Wenn alte Geschichte als Kriterium für Zugehörigkeit diente, wäre Serbien klar im Vorteil. Kosovo war unwiderlegbar die Wiege der serbischen Nation und der auserkorene Boden des ersten serbischen Staates. Eine Fülle von Denkmälern, manche älter als 800 Jahre, zeugen davon, wie auch der Name Kosovo selbst, der aus dem Serbischen stammt und von der Amsel abgeleitet ist. Vergleichbare albanische Spuren gibt es nicht. Doch wenn die moderne Geschichte das Kriterium wäre, würde sich die Waage zu den Albanern neigen, zumindest aus Gründen der Demografie.

Ein Ausflug in die Statistik über die Jahrhunderte: Ein türkischer Steuerzensus im Jahre 1455 zeigte die Serben weit überlegen, Albaner machten weniger als ein Prozent der Bevölkerung Kosovos aus. Noch 1871 stellten die Serben nach einer österreichischen Militärerhebung 64 Prozent der Bevölkerung. 1948 aber repräsentierten die Albaner bereits 68 Prozent und expandierten weiter. Heute machen sie 90 Prozent der Bevölkerung von rund 2 Millionen aus. Der Großteil des Bodens ist in albanischen Händen, häufig besetzt nach der Flucht der serbischen Eigentümer. Die Albaner und ihre internationalen Unterstützer argumentieren gemäß dem alten englischen Sprichwort: »Der Besitz bestimmt neun Zehntel des Rechts.« Ein amerikanisches Rechtslexikon stellt allerdings fest, dass dieses Sprichwort »ein Gesetz der Gewalt und nicht des Rechts ist«.

Schon vor dem Ersten Weltkrieg erkannten die Großmächte Serbiens Souveränität über Kosovo an. Völkerbund und Vereinte Nationen bestätigten sie, als Serbien Teil Jugoslawiens war. So akzeptierten auch die NATO und die EU diese Souveränität.

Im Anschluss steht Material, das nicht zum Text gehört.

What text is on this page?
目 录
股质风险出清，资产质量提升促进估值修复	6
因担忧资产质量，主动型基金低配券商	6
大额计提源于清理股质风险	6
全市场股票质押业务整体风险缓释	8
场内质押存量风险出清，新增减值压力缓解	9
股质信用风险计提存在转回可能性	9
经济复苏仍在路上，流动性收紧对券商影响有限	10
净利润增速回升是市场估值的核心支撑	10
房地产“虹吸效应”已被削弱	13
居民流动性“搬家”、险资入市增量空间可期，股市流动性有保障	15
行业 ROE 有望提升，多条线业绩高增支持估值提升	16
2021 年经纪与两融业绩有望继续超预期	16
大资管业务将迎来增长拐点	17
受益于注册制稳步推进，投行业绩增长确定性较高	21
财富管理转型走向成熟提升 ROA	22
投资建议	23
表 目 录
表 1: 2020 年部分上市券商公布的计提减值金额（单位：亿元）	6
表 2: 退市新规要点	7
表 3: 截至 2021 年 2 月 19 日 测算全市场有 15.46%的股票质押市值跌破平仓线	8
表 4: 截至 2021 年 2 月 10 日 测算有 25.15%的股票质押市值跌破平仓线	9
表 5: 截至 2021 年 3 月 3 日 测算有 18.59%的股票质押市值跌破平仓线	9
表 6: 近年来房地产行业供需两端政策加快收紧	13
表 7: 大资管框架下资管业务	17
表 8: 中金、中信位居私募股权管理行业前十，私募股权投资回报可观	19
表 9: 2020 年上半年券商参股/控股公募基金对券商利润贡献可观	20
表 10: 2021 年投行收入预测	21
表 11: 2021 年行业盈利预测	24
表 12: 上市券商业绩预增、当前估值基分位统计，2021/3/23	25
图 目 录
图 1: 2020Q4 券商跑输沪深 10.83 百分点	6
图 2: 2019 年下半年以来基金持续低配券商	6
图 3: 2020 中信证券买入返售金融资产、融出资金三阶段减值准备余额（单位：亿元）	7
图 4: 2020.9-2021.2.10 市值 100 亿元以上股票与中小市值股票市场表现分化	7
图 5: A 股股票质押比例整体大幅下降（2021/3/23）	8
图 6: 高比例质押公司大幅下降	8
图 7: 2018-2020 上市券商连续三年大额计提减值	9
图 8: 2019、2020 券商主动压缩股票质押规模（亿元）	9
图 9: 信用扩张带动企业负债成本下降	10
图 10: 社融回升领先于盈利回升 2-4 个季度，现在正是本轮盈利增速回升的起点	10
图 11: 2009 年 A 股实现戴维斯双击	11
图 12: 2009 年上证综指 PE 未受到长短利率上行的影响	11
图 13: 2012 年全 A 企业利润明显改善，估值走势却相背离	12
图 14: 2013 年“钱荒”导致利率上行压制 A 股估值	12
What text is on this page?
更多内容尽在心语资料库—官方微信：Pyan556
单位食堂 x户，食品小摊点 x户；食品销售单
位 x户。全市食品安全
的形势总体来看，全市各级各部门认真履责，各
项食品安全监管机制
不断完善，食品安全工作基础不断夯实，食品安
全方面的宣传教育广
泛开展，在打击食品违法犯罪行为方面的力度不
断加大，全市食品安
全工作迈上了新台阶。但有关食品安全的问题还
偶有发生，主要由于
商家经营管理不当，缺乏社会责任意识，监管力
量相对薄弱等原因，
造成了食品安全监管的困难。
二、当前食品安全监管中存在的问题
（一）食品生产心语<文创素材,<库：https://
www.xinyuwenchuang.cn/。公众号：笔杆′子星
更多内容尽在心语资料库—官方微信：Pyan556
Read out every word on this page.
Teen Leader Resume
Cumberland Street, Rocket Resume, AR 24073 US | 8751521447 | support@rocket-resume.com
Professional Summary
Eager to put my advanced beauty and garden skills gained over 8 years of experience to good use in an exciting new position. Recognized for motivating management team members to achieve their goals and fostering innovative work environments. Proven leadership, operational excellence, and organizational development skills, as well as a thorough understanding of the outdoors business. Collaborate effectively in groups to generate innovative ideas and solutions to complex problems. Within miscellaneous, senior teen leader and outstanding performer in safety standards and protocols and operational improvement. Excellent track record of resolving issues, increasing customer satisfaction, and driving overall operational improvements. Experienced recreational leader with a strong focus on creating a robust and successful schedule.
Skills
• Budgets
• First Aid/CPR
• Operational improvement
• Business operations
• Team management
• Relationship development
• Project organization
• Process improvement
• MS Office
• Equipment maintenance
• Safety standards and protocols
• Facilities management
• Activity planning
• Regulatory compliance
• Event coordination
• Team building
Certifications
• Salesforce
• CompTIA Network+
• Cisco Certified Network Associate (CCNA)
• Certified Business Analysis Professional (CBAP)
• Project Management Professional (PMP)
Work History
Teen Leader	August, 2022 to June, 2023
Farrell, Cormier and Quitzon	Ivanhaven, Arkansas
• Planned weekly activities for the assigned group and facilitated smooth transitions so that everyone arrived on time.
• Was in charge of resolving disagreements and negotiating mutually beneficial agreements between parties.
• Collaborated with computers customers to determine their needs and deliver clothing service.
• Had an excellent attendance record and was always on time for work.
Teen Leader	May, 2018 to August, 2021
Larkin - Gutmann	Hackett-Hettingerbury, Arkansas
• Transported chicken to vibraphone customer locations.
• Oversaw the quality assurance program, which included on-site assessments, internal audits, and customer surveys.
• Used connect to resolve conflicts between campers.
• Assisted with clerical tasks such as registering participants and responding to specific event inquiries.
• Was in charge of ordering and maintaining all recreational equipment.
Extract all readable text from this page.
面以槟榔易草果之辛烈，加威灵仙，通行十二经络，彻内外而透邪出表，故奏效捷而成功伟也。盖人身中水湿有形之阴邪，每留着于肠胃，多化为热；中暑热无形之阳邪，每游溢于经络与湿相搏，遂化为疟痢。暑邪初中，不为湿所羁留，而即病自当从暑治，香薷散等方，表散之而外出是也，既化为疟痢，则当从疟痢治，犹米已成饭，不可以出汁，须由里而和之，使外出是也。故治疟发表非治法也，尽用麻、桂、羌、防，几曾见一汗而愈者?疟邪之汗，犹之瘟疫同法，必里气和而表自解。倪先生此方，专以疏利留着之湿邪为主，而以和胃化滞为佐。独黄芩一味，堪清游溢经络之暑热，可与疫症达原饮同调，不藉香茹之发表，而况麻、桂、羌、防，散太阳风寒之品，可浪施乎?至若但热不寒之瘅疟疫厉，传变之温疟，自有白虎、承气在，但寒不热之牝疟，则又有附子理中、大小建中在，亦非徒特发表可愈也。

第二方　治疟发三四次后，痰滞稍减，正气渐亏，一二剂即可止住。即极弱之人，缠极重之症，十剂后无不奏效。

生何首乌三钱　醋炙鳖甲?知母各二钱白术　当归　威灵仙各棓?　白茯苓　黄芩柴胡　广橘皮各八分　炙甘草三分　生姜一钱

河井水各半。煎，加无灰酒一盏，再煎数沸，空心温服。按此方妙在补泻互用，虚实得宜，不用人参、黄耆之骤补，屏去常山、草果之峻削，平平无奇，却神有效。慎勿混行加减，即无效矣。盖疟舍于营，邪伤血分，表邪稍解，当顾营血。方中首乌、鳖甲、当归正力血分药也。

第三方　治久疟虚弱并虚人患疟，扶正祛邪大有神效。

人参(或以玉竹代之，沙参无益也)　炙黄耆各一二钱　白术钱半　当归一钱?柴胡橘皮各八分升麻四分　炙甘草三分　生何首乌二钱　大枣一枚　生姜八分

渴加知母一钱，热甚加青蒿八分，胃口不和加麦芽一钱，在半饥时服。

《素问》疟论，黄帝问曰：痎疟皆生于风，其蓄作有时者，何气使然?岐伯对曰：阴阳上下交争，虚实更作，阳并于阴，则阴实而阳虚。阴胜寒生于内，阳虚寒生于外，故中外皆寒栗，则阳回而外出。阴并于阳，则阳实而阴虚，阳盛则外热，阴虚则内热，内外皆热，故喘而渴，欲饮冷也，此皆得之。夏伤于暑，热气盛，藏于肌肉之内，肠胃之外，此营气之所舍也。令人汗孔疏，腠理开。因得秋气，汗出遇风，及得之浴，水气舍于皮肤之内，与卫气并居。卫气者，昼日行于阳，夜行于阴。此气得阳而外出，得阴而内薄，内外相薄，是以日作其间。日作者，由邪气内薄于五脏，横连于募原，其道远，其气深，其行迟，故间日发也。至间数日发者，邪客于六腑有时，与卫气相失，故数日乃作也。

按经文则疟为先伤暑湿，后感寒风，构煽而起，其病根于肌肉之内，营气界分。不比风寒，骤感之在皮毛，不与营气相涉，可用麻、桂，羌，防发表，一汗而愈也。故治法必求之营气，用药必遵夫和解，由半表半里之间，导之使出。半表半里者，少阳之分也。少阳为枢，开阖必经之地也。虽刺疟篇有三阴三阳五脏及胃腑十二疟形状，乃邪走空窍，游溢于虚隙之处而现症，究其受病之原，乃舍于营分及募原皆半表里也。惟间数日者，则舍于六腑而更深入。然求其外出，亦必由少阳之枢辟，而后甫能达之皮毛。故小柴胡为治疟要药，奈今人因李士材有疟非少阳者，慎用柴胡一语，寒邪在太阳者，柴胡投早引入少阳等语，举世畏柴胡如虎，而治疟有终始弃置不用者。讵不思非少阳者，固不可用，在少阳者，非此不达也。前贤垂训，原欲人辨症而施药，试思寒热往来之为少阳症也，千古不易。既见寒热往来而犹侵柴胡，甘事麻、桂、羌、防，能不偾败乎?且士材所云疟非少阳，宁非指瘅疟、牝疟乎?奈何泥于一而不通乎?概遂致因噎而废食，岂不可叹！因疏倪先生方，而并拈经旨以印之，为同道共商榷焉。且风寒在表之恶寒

Schieben die Großmächte unserer Tage das einfach so beiseite? Betrachtet man die Leichtigkeit, mit der die Vereinigten Staaten samt ihrer Verbündeten im Falle des früheren Jugoslawiens legale Bedenken weggewischt haben, ist das durchaus vorstellbar.

Trotz der triumphalen Töne der jetzigen Führer in Pristina wirkt Kosovo wie am Rande des Untergangs – ohne Zugang zur Küste, mit maroder Infrastruktur und hoffnungslos veralteten Fabriken. Die Arbeitslosenrate wird auf 60 Prozent geschätzt. Rechnungen werden großteils von ausländischen Regierungen und durch Überweisungen von Albanern im Ausland bezahlt.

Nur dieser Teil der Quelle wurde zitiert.